Some Arab nations have begun making separate offers of military assistance to Iraq, but analysts say they are not getting an eager response from the new interim government in Baghdad.
Jordan, Bahrain and Yemen are all offering military help to Iraq's new government.
Academic and political analyst Jassem Hussein, a lecturer at the University of Bahrain, said Bahrain's offer Saturday to support and train Iraqi naval forces showed its good will toward Iraq, as well as demonstrating its close relationship with the United States. "I think the message really is that Bahrain is extending friendship hands to Iraq. At the same time, it reflects the strong relation that Bahrain enjoys with the U.S. And you know the king has just arrived from the G8 summit in [the U.S. state of] Georgia. So, strangely, not just Bahrain, but also Jordan and Yemen, the other two which were really at the G8 summit, also announced some sort of contribution to Iraq," he said.
But Mr. Hussein said that public opinion in Bahrain is not very supportive of the decision.
Neither are all the offers getting a warm response from Baghdad. One, from Jordanian King Abdullah, was turned down by Iraq on Sunday.

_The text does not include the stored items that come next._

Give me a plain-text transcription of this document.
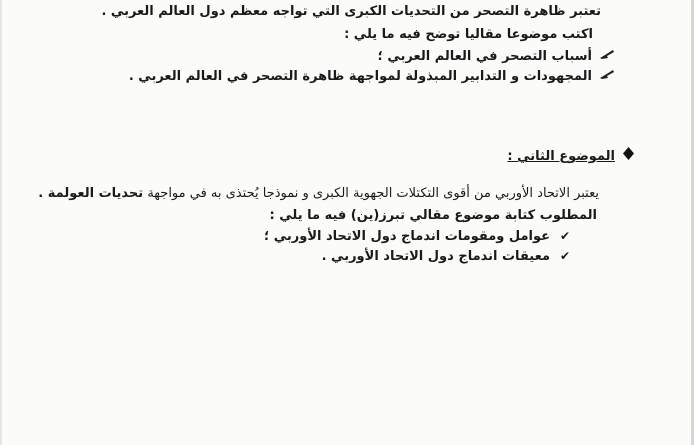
تعتبر ظاهرة التصحر من التحديات الكبرى التي تواجه معظم دول العالم العربي .
اكتب موضوعا مقاليا توضح فيه ما يلي :
أسباب التصحر في العالم العربي ؛
المجهودات و التدابير المبذولة لمواجهة ظاهرة التصحر في العالم العربي .
الموضوع الثاني :
يعتبر الاتحاد الأوربي من أقوى التكتلات الجهوية الكبرى و نموذجا يُحتذى به في مواجهة تحديات العولمة .
المطلوب كتابة موضوع مقالي تبرز(ين) فيه ما يلي :
✔عوامل ومقومات اندماج دول الاتحاد الأوربي ؛
✔معيقات اندماج دول الاتحاد الأوربي .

Meanwhile, in a statement Sunday through Arab League headquarters in Cairo, League Secretary-General Amr Moussa called for broader coordination between Arab countries in addressing the question of sending peacekeeping troops to Iraq.
But political analyst Uraib El-Rantawi, the director of the Jerusalem Center for Political Studies who is based in Amman, said Iraq is cool to the idea of accepting troops from its immediate neighbors. "The Iraqi officials, [Prime Minister Ayad] Alawi, [Foreign Minister Hoshyar] Zebari, they mention it many times that the neighboring countries are not the best option for them to bring troops. Because there is a lot of sensitivities between Iraq and the neighboring countries, and there is a certain demographic formula in Iraq, which makes it difficult for any neighboring country to send troops there," he said.
But Iraqi Prime Minister Ayad Alawi has sent requests for assistance to other, more distant countries, such as Morocco and Egypt. A political analyst and military expert at the Al-Ahram Center for Political and Strategic Studies in Cairo, General Mohamed Kadry Said, thought it not unlikely that Egypt might make a contribution. "I think Egypt is putting that on the agenda. I can't say that they will say, yes definitely, but I think that it is taken as something probable, and also something, which can be developed. I mean, they can start in limited assistance, and then, with time, and with improvement of the security situation, they will raise it to higher levels," he said.
But General Said expressed misgivings about the public opinion problems that the Egyptian government would face if it sent troops.
While the U.N. Security Council's endorsement of the new Iraqi government has given it added legitimacy in Arab eyes, many in the Arab world will think, said General Said, that Arab troops are going to Iraq to help the Americans rather than the Iraqis.